Saturday, 11 January 2025

Previously untapped research hints

 

                                                              Norfolk where some of my ancestors came from


If you're like me you receive more email messages than you could ever keep up with. If you have Gmail, it's even easier to miss messages as they are divided into three different sections. I tend to ignore anything that isn't in my main messages and even my main messages are too many to keep up with. Emails tend to come from all kinds of different places, from retailers, writing related enterprises, heritage societies, genealogical societies and genealogical businesses like Ancestry or FamilySearch. It can be overwhelming trying to find the wheat among the chaff.

But, since I'm supposed to be doing my planning for an upcoming trip to the FamilySearch Library, I am, of course, now weeding through my emails with a view to eliminating a decent chunk of them. Anything to keep away from what needs to be done. Some of the emails actually look interesting which was why I clicked on one from FamilySearch that suggested they had information on my 5th great grandfather, Jonas Shipley. I'd never heard that name before but it sounded vaguely familiar so, of course, I had to look.

With the FamilySearch hints a rough family line of descent from the named person is given. In the case of Jonas Shipley, he was the father of Francis Shipley. Francis, in turn, was the father of Anne Shibley. Note the change in spelling. No wonder the name was vaguely familiar. I had run across it when looking at the antecedents of Sarah Minister, my 3rd great grandmother who moved from Great Yarmouth, Norfolk to London. Sarah who I had written about last fall.

Jonas Shipley was born in Dickleborough (Dickleburgh) and I'm pretty sure that was Anne Shibley's place of birth as well as that place name stuck with me as well. As easy as clicking on an email hint, I have a line on some research to look into while in Salt Lake City. Now to go through my emails to see if there are other hints that can point me to different areas of potential research. 


Image:

Contains Ordnance Survey data © Crown copyright and database right, CC BY-SA 3.0 <https://creativecommons.org/licenses/by-sa/3.0> , via Wikimedia Commons


Saturday, 4 January 2025

Resolutions and family history

 

                                                                 Some of the research I've gathered over the years

One piece of advice for genealogists that I've often heard is to be organized. Of course, there are many ways to do this depending on your research methods and the ways that you retain material, whether paper based or on the cloud or anything in between. Above all, the wise genealogist keeps a log of everything they have researched, otherwise they might spend time looking up the same thing not realizing that it is a repeated effort.

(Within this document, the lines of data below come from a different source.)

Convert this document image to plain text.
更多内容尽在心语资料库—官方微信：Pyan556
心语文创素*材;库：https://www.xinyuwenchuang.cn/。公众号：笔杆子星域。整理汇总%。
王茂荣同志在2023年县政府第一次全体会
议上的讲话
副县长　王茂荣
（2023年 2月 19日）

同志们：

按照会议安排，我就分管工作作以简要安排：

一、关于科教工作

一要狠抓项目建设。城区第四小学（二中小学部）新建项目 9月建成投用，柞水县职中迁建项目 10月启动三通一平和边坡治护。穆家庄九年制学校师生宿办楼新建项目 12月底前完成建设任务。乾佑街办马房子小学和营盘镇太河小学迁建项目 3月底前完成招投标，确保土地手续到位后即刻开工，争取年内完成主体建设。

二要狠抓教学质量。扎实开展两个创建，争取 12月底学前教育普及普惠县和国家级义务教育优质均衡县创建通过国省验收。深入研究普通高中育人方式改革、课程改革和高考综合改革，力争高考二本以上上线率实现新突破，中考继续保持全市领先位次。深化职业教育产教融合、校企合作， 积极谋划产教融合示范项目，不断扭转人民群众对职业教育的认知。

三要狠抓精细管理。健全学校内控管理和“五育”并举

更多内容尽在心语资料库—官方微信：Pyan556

Year after year, I've resolved to keep my family history research organized so that I can see what I have already learned and where I need to look next for each family line. It sounds ideal, doesn't it? It also sounds like a lot of work and, to be truthful, being methodical bores me to tears.

This year, though, I need to take stock of where I am with my research because, yet again, I'm planning a trip to Salt Lake City. Of course, I've planned this trip for a while but I haven't yet done my pre-research in order to come up with a plan for where my hunt should focus when I am there.

So I'm starting to drag out the notebooks and thumb drives I've gathered from other research trips to find out what I have already gathered. This all would be so much easier if I had kept my resolution to organize my genealogy. But, then on the flip side, looking at my family history info with fresh eyes can lead to inspiration and maybe a few stories and, ultimately, that's why I do genealogical research. I want to piece family stories together from the data I've gathered. That's what makes it all worthwhile for me.